49. Bu durumda başvurucunun maddi ve manevi varlığının
korunması hakkına yönelik ihlalin sonuçlarının ortadan kaldırılması için
yeniden yargılama yapılmasında hukuki yarar bulunmaktadır. Buna göre yapılacak
yeniden yargılama ise 6216 sayılı Kanun'un 50. maddesinin (2) numaralı
fıkrasına göre ihlalin ve sonuçlarının ortadan kaldırılmasına yöneliktir. Bu
kapsamda yeniden yargılama sürecinde mahkemelerce yapılması gereken iş,
öncelikle hak ihlaline yol açan mahkeme kararının ortadan kaldırılmasından ve
Anayasa Mahkemesini ihlal sonucuna ulaştıran nedenleri gideren, ihlal kararında
belirtilen ilkelere uygun yeni bir karar verilmesinden ibarettir. Bu sebeple
kararın bir örneğinin yeniden yargılama yapılmak üzere ilgili yargı merciine
gönderilmesine karar verilmesi gerekir.
50. İhlalin ve sonuçlarının ortadan kaldırılması için
yeniden yargılamanın yeterli bir giderim sağlayacağı anlaşıldığından tazminat
talebinin reddine karar verilmesi gerektiği sonucuna ulaşılmıştır.

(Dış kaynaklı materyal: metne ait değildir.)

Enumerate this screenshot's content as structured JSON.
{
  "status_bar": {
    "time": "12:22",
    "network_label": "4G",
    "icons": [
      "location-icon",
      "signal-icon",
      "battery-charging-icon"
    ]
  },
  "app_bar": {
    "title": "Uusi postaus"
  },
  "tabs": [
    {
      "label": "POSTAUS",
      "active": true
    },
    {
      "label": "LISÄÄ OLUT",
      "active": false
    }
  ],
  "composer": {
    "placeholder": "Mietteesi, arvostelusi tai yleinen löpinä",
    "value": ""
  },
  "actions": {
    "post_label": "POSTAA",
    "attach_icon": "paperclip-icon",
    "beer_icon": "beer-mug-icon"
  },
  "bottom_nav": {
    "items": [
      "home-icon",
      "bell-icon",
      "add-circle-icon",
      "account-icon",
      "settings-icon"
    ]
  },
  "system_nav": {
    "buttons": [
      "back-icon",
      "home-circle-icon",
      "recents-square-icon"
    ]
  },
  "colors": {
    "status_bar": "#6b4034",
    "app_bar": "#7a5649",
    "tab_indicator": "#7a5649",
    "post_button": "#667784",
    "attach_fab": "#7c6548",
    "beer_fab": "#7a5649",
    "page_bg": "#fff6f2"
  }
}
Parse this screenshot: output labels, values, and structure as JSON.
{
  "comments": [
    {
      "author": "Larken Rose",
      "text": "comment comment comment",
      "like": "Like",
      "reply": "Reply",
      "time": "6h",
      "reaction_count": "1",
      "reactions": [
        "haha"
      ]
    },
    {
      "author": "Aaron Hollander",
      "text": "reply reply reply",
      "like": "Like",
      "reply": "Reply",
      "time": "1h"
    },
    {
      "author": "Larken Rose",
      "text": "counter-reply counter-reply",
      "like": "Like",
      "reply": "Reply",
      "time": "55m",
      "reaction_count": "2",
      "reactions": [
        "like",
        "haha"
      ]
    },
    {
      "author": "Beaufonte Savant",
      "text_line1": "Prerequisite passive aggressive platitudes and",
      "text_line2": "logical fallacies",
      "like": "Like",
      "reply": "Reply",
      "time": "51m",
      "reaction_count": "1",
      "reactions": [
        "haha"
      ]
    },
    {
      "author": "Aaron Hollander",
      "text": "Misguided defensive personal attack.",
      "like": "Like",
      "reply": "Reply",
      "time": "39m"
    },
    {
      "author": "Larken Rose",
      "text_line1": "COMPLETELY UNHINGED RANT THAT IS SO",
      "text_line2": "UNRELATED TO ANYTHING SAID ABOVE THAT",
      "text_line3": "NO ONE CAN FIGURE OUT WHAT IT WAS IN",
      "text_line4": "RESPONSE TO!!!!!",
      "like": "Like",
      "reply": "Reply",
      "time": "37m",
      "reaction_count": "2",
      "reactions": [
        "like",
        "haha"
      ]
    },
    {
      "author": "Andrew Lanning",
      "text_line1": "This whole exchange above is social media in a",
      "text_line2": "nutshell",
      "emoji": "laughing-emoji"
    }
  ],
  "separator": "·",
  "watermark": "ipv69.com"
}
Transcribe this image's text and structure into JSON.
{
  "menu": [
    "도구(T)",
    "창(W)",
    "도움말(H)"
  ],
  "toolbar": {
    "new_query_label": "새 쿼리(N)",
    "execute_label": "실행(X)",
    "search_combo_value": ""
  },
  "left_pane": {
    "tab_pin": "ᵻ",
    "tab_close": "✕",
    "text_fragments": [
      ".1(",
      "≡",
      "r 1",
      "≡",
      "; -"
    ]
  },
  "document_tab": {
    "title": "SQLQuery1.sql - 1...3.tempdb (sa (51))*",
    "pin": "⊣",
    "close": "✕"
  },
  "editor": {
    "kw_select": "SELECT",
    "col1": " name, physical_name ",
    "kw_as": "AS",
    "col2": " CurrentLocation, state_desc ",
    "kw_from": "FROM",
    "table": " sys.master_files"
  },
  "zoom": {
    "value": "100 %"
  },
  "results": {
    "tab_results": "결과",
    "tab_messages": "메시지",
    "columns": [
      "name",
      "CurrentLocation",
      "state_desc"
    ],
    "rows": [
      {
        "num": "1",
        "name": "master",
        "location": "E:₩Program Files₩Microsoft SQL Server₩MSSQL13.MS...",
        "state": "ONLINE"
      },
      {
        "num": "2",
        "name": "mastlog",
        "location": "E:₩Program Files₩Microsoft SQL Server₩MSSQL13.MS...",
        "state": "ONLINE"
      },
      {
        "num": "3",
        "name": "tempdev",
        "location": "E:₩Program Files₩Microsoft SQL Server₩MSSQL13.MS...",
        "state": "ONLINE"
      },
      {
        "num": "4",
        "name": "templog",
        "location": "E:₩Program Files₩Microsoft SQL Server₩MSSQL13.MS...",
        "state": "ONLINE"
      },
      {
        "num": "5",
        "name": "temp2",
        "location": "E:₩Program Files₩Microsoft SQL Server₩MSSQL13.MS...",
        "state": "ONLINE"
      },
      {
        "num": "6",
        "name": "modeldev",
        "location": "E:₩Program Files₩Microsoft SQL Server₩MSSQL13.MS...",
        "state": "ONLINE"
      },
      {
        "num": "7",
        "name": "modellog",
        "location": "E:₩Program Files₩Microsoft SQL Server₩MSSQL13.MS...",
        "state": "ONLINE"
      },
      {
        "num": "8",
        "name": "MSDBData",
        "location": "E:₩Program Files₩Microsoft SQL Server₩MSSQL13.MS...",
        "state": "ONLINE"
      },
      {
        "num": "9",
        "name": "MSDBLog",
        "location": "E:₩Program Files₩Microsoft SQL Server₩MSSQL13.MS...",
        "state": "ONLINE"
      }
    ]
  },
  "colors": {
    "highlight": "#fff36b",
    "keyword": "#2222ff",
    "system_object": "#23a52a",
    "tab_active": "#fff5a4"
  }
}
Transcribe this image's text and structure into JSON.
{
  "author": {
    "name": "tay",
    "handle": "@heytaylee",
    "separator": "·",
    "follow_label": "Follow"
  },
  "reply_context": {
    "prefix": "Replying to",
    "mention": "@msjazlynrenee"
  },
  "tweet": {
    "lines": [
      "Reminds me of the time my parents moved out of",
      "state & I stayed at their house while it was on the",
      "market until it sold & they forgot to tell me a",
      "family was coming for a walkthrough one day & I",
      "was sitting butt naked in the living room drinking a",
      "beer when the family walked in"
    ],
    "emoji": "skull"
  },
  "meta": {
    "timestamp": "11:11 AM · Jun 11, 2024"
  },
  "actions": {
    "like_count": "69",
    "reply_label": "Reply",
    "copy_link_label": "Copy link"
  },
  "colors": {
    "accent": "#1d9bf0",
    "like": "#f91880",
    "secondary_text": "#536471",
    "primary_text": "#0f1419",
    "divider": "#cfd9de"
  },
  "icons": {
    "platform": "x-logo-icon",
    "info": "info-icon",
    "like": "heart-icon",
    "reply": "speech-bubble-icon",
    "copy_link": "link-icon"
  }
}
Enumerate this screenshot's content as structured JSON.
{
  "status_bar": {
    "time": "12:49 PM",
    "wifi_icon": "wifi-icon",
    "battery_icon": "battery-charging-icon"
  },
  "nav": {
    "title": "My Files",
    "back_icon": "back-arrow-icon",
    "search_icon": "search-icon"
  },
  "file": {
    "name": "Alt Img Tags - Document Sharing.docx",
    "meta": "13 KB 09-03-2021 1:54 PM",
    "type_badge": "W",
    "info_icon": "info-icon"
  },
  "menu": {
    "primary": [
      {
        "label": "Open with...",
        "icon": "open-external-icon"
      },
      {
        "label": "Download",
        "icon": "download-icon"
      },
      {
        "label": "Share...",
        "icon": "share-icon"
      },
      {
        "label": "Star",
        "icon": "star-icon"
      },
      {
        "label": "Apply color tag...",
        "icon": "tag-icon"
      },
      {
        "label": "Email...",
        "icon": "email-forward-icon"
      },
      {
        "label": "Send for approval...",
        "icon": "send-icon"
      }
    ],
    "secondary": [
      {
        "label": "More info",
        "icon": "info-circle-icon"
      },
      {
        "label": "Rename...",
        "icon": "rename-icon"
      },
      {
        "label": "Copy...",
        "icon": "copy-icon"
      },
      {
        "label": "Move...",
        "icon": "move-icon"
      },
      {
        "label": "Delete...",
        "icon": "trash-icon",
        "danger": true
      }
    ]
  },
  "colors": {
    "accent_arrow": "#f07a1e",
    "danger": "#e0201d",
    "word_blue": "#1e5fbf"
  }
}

51. Dosyadaki belgelerden tespit edilen 257,50 TL harç ve
3.600 TL vekâlet ücretinden oluşan toplam 3.857,50 TL yargılama giderinin
başvurucuya ödenmesine karar verilmesi gerekir.
VI. HÜKÜM
Açıklanan gerekçelerle;
A. Kişinin maddi ve manevi varlığını koruma hakkının
ihlal edildiğine ilişkin iddianın KABUL EDİLEBİLİR OLDUĞUNA,
B. Anayasa’nın 17. maddesinde güvence altına alınan
kişinin maddi ve manevi varlığını koruma hakkının İHLAL EDİLDİĞİNE,
C. Kararın bir örneğinin kişinin maddi ve manevi
varlığını koruma hakkının ihlalinin sonuçlarının ortadan kaldırılması için
yeniden yargılama yapılmak üzere Ankara 12. İdare Mahkemesine (E.2013/1337,
K.2014/1593) GÖNDERİLMESİNE,
D. Başvurucunun tazminat talebinin REDDİNE,
E. 257,50 TL harç ve 3.600 TL vekâlet ücretinden oluşan
toplam 3.857,50 TL yargılama giderinin başvurucuya ÖDENMESİNE,
F. Ödemenin, kararın tebliğini takiben başvurucunun
Hazine ve Maliye Bakanlığına başvuru tarihinden itibaren dört ay içinde
yapılmasına, ödemede gecikme olması hâlinde bu sürenin sona erdiği tarihten
ödeme tarihine kadar geçen süre için yasal FAİZ UYGULANMASINA,
G. Kararın bir örneğinin bilgi için Adalet Bakanlığına
GÖNDERİLMESİNE 19/10/2021 tarihinde OYBİRLİĞİYLE karar verildi.